Finance Minister Henry Musasizi presented the massive fiscal blueprint as a transition toward economic self-reliance, balancing broad consumer tax hikes against income tax relief for low-wage earners.

Fuel Prices: The 200 Shilling Pump Increase

Motorists, transport operators and consumers face immediate price adjustments at service stations due to a newly approved 200 shilling increase in the excise duty on every liter of petrol and diesel. The government introduced this specific levy to generate an estimated 450 billion shillings in additional domestic revenue to help fund the expanded national budget.

This tax hike comes at a time when retail pump prices across Kampala average roughly 6,500 shillings for petrol and 6,600 shillings for diesel, driven by recent global supply chain disruptions. While the finance ministry describes the adjustment as a modest inflationary modification, business groups and logistics firms note that higher fuel costs inevitably bleed into public transport fares and wholesale food distribution costs, creating a nationwide ripple effect.

Salaries: Higher Wage Allocations and PAYE Adjustments

For civil servants, the 2026/27 budget marks a massive structural expansion in government payroll spending. The public sector wage bill has been scaled up to 9.7 trillion shillings, a significant jump from the 8.57 trillion shillings allocated during the previous fiscal year. This increase is specifically earmarked to cover salary enhancements for essential public servants, including teachers, health professionals and security personnel.

Beyond direct government payrolls, the budget changes monthly take-home pay for low-income workers across all sectors by rewriting Pay As You Earn tax thresholds.

  • Tax-Free Exemption: The monthly PAYE threshold has been raised to 335,000 shillings, up from the long-standing 235,000 shilling limit.
  • Direct Impact: Anyone earning less than 335,000 shillings per month is now entirely exempt from income tax, keeping more money in their monthly paychecks.
  • Fiscal Cost: This reform will return approximately 96 billion shillings in disposable income to low-wage earners, though high-income individuals earning above 10 million shillings monthly will continue to be taxed at the top 40% progressive bracket.

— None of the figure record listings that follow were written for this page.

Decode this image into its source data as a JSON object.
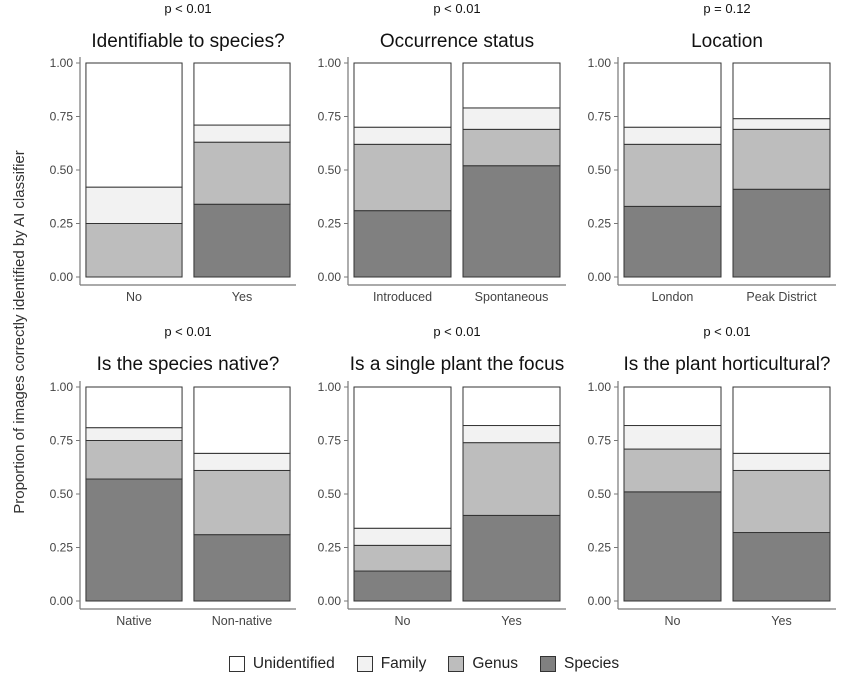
{
  "ylabel": "Proportion of images correctly identified by AI classifier",
  "legend": [
    {
      "label": "Unidentified",
      "color": "#ffffff"
    },
    {
      "label": "Family",
      "color": "#f2f2f2"
    },
    {
      "label": "Genus",
      "color": "#bdbdbd"
    },
    {
      "label": "Species",
      "color": "#808080"
    }
  ],
  "chart_data": [
    {
      "type": "bar",
      "title": "Identifiable to species?",
      "pvalue": "p < 0.01",
      "categories": [
        "No",
        "Yes"
      ],
      "series": [
        {
          "name": "Species",
          "values": [
            0.0,
            0.34
          ]
        },
        {
          "name": "Genus",
          "values": [
            0.25,
            0.29
          ]
        },
        {
          "name": "Family",
          "values": [
            0.17,
            0.08
          ]
        },
        {
          "name": "Unidentified",
          "values": [
            0.58,
            0.29
          ]
        }
      ],
      "yticks": [
        "0.00",
        "0.25",
        "0.50",
        "0.75",
        "1.00"
      ],
      "ylim": [
        0,
        1
      ]
    },
    {
      "type": "bar",
      "title": "Occurrence status",
      "pvalue": "p < 0.01",
      "categories": [
        "Introduced",
        "Spontaneous"
      ],
      "series": [
        {
          "name": "Species",
          "values": [
            0.31,
            0.52
          ]
        },
        {
          "name": "Genus",
          "values": [
            0.31,
            0.17
          ]
        },
        {
          "name": "Family",
          "values": [
            0.08,
            0.1
          ]
        },
        {
          "name": "Unidentified",
          "values": [
            0.3,
            0.21
          ]
        }
      ],
      "yticks": [
        "0.00",
        "0.25",
        "0.50",
        "0.75",
        "1.00"
      ],
      "ylim": [
        0,
        1
      ]
    },
    {
      "type": "bar",
      "title": "Location",
      "pvalue": "p = 0.12",
      "categories": [
        "London",
        "Peak District"
      ],
      "series": [
        {
          "name": "Species",
          "values": [
            0.33,
            0.41
          ]
        },
        {
          "name": "Genus",
          "values": [
            0.29,
            0.28
          ]
        },
        {
          "name": "Family",
          "values": [
            0.08,
            0.05
          ]
        },
        {
          "name": "Unidentified",
          "values": [
            0.3,
            0.26
          ]
        }
      ],
      "yticks": [
        "0.00",
        "0.25",
        "0.50",
        "0.75",
        "1.00"
      ],
      "ylim": [
        0,
        1
      ]
    },
    {
      "type": "bar",
      "title": "Is the species native?",
      "pvalue": "p < 0.01",
      "categories": [
        "Native",
        "Non-native"
      ],
      "series": [
        {
          "name": "Species",
          "values": [
            0.57,
            0.31
          ]
        },
        {
          "name": "Genus",
          "values": [
            0.18,
            0.3
          ]
        },
        {
          "name": "Family",
          "values": [
            0.06,
            0.08
          ]
        },
        {
          "name": "Unidentified",
          "values": [
            0.19,
            0.31
          ]
        }
      ],
      "yticks": [
        "0.00",
        "0.25",
        "0.50",
        "0.75",
        "1.00"
      ],
      "ylim": [
        0,
        1
      ]
    },
    {
      "type": "bar",
      "title": "Is a single plant the focus",
      "pvalue": "p < 0.01",
      "categories": [
        "No",
        "Yes"
      ],
      "series": [
        {
          "name": "Species",
          "values": [
            0.14,
            0.4
          ]
        },
        {
          "name": "Genus",
          "values": [
            0.12,
            0.34
          ]
        },
        {
          "name": "Family",
          "values": [
            0.08,
            0.08
          ]
        },
        {
          "name": "Unidentified",
          "values": [
            0.66,
            0.18
          ]
        }
      ],
      "yticks": [
        "0.00",
        "0.25",
        "0.50",
        "0.75",
        "1.00"
      ],
      "ylim": [
        0,
        1
      ]
    },
    {
      "type": "bar",
      "title": "Is the plant horticultural?",
      "pvalue": "p < 0.01",
      "categories": [
        "No",
        "Yes"
      ],
      "series": [
        {
          "name": "Species",
          "values": [
            0.51,
            0.32
          ]
        },
        {
          "name": "Genus",
          "values": [
            0.2,
            0.29
          ]
        },
        {
          "name": "Family",
          "values": [
            0.11,
            0.08
          ]
        },
        {
          "name": "Unidentified",
          "values": [
            0.18,
            0.31
          ]
        }
      ],
      "yticks": [
        "0.00",
        "0.25",
        "0.50",
        "0.75",
        "1.00"
      ],
      "ylim": [
        0,
        1
      ]
    }
  ]
}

Household Bills: Escalating Costs on Domestic Staples

While salary adjustments offer relief to low earners, routine domestic shopping lists and construction bills will become more expensive under the new excise duty structures. The government has increased taxes across multiple essential household commodities to meet domestic revenue targets:

  • Sugar: The excise duty on cane and beet sugar has tripled, rising from 100 shillings to 300 shillings per kilogram to drive revenue and discourage high sugar consumption linked to non-communicable diseases.
  • Cooking Essentials: The tax on cooking oil has doubled to 400 shillings per liter, while a brand-new excise duty of 500 shillings per liter or kilogram has been placed on cooking fat.
  • Utilities and Construction: For families building homes or executing property maintenance, the tax on cement, white cement and lime has jumped from 500 shillings to 750 shillings per 50-kilogram bag. Locally manufactured paints face a 3% or 50 shilling per liter tax, while imported paints carry a steep 10% or 2,000 shilling per liter duty.
  • Wardrobe and Leisure: Bringing home clothing will cost more as the environmental levy on imported secondhand clothes doubles from 15% to 30% of its import value. Consumer leisure activities are also targeted, with betting taxes climbing from 20% to 30% and excise duties on alcoholic drinks and spirits rising to 3,500 shillings per liter.

To ease compliance amid these shifting household expenses, the annual value-added tax compliance threshold for small enterprises has doubled to 300 million shillings, shielding local shopkeepers and neighborhood vendors from heavy administrative burdens as they adapt to the new fiscal year.